Снова все замолчали, но Геннадий знал, что Шатько и Виктор вспоминают сейчас войну, фронт. Себя и Антона. И представил его таким, каким впервые встретил: в солдатской гимнастерке, со знаками ранения на груди — одной красной и двумя желтыми нашивками. В кирзовых сапогах с широкими неуклюжими голенищами, с забинтованной — на перевязи — рукой, припадающим на больную правую ногу. Он и потом долго видел его таким, только повязку с руки Антон снял на втором курсе и стал носить в слабой прозрачной ладони тугой резиновый мячик, все сильнее и сильнее сжимая его набирающими силу пальцами. К концу учебы он и ходил уже хорошо, свободно, танцевал с девчонками на вечерах, бегал по крутым консерваторским лестницам.
«А ведь сам не пришел бы в консерваторию, — вспомнил Геннадий. — Все Вера Генриховна. И лишь потому, что госпиталь был в соседнем здании».
— ...Через Волхов переправлялись, — услышал Геннадий и отвлекся. — А впереди, на горизонте, пыль во все небо. Послали парня узнать. Бежит обратно — руками размахивает, кричит что-то. Залегли. Ждем. Он подбегает ближе и от смеха говорить не может. Гуси, оказывается. Несметное стадо гусей. Ребятишки перегоняют...
Виктор продолжал рассказывать, а Геннадий и слушал его и думал — вспоминал свое.
И Шатько тоже словно бы слушал и, откинувшись в кресле, молчал, а представлялся ему исхлестанный, разбитый проселок, чужая, неизвестно какой части, кухня и повар — худой, скуластый мужик, кричащий: «Давай! Налетай! Разгружай кухню! Немцу, что ль, отдавать?» И ребята, бегущие к нему с котелками, с касками... Трое солдат растолкали патроны по карманам — освободили металлический ящик: повар набухал каши и в него: «Ешьте.
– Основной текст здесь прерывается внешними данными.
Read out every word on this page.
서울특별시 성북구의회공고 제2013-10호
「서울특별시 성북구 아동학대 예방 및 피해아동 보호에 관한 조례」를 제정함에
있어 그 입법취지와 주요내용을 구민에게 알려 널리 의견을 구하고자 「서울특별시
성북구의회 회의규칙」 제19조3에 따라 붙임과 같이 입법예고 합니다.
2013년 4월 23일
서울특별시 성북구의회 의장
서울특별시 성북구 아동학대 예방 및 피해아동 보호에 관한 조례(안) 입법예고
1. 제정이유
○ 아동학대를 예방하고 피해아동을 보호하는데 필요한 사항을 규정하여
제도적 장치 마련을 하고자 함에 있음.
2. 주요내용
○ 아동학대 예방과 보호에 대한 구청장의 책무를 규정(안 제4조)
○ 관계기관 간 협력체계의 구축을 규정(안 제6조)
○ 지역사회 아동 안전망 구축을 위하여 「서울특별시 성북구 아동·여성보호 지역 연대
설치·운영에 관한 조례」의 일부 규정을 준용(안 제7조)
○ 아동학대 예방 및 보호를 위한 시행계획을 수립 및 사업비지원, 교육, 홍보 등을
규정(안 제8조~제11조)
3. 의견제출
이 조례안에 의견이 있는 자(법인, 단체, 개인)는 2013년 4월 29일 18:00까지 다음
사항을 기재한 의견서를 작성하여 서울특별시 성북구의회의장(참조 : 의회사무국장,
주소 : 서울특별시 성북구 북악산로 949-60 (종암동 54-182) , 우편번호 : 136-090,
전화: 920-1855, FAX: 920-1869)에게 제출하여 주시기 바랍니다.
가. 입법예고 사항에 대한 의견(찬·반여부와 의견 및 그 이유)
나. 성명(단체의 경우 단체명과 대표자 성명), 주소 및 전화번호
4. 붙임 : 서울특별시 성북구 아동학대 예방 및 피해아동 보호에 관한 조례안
Ложки-то небось есть?»
Пришел Михаил. Положил на стол пачку сигарет.
Сказал о Люсе:
— Спит, кажется. В диванную подушку уткнулась и лежит.
Он снова подсел к столику, разорвал целлофановую упаковку, открыл пачку. Все потянулись за сигаретами, задымили.
— Д-да-а!.. — вздохнул Михаил. — Черт знает что!..
— Не верится, — сказал в тон ему Геннадий. — Не верится, что Антон потерял голос.